By the time he reached the top of the landing, the door to his room was open too, and Em had stepped into the hall. He caught a brief glimpse of her bare legs, so thin beneath the enormous T-shirt she was wearing. It made him shiver.
“What is it?” He stopped in Melissa’s doorway; his father was hovering over his sister’s bed, shushing her, while his mother sat at the foot of the bed, rubbing Melissa’s feet through the blanket. She wasn’t screaming anymore, just whimpering, sitting with her arms wrapped around her knees and her chin buried between her forearms. The clock on her nightstand read 4:34.
“There’s no one out there, honey,” Mr. Fount said, leaning over Melissa’s bed to look out her window, where a purplish dawn was just starting to break. “I promise.”
“You’re just overexcited because of the fire,” JD’s mom added, stroking her daughter’s sleep-mussed hair. “Nightmare,” she mouthed to JD.
Melissa shook herself free. “It wasn’t a dream,” she said. “I saw someone. I’m sure of it. Right there.” She pointed to her window frame, staring at the glass with wide, tear-glassed eyes.
JD’s stomach knotted up. He thought of Mr. Feiffer’s face, frozen in death. But he tried to stay calm. “That’s impossible, Mel,” he said, trying to shake any doubt from his voice. “How would someone get all the way up to your window?”
“Someone was there,” Melissa insisted. “I know someone was watching me. I could feel it.” Her parents exchanged a hopeless look over Melissa’s head.
“I have an idea, Melly.” Suddenly Em was in the room behind him. She’d pulled on her sweatpants. Her long dark hair was piled on top of her head in a messy ponytail. JD thought she had never looked so beautiful. How could someone be here, so close, and yet so untouchable? “Why don’t you keep watch from up here, and I’ll go downstairs and make sure no one is out there?”
Mrs. Fount gave a nervous laugh, making You don’t have to do this eyes at Em. “I don’t think that’s necessary, sweetheart. . . . ”
But Melissa nodded slowly. “Okay,” she said. “Just to make sure.” She squeezed her knees tighter, and said defensively, “I didn’t imagine it.”
“Let’s make sure they’re gone, then,” Em assured her. “I get it. It’s no big deal,” she said, more to the Founts than to Melissa. And then she was gone, headed downstairs and for the front door.
“I’ll go with her,” JD said hurriedly. What was she thinking, going out there alone?
He followed Em into the front yard, shivering as his bare feet hit the dewy grass. Em had passed into the front yard already, making a great show of looking up, down, and all around. The sky was charcoal, lit by hazy stars.

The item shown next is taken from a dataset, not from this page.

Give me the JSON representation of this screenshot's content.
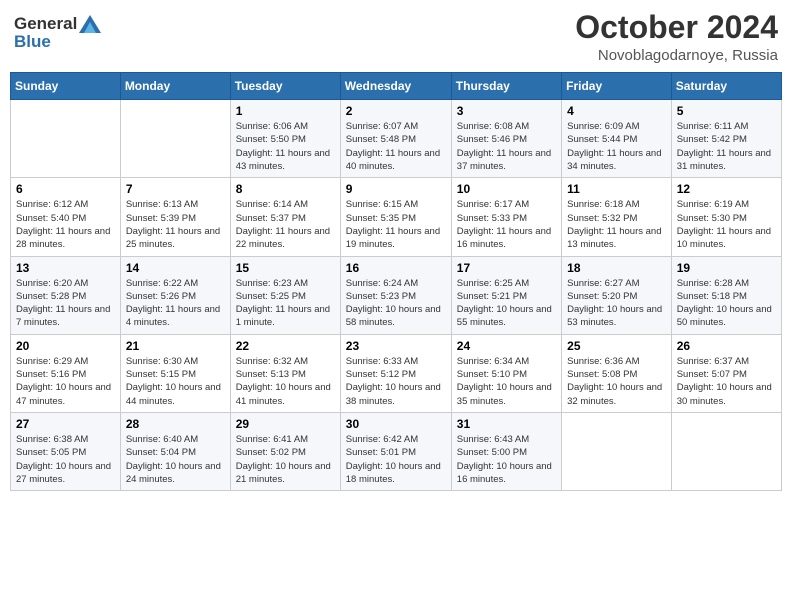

“You’re a great actress,” he called out to her as she turned to give a thumbs-up to Melissa’s bedroom window. They watched as Melissa waved to them, hugged her parents, and turned off her light.
“I’m not acting,” she said quietly. She’d been beaming at the window. Now her smile faded. “I was worried.”
As the words left her mouth, a gust of wind blew through the yard, rustling the branches, the new leaves. He tried to ignore the prickling feeling on the back of his neck—like there really was someone, or something, out there with them.
“Did you feel that?” Em asked.
“Yeah. Just a breeze.” He tried to keep his voice light. But he felt urgently that they had to get inside—away from the dark, and the night, away from all the places someone could hide. “Let’s go back in.”
Em was standing rigid, her face suddenly contorted with fear. He wanted to put his arm around her, but the six inches between them felt like an abyss of awkwardness, unable to be spanned. He wished he could tell her that he knew the truth—about Crow, about the Furies. But would it help? Would it change anything? He wasn’t sure.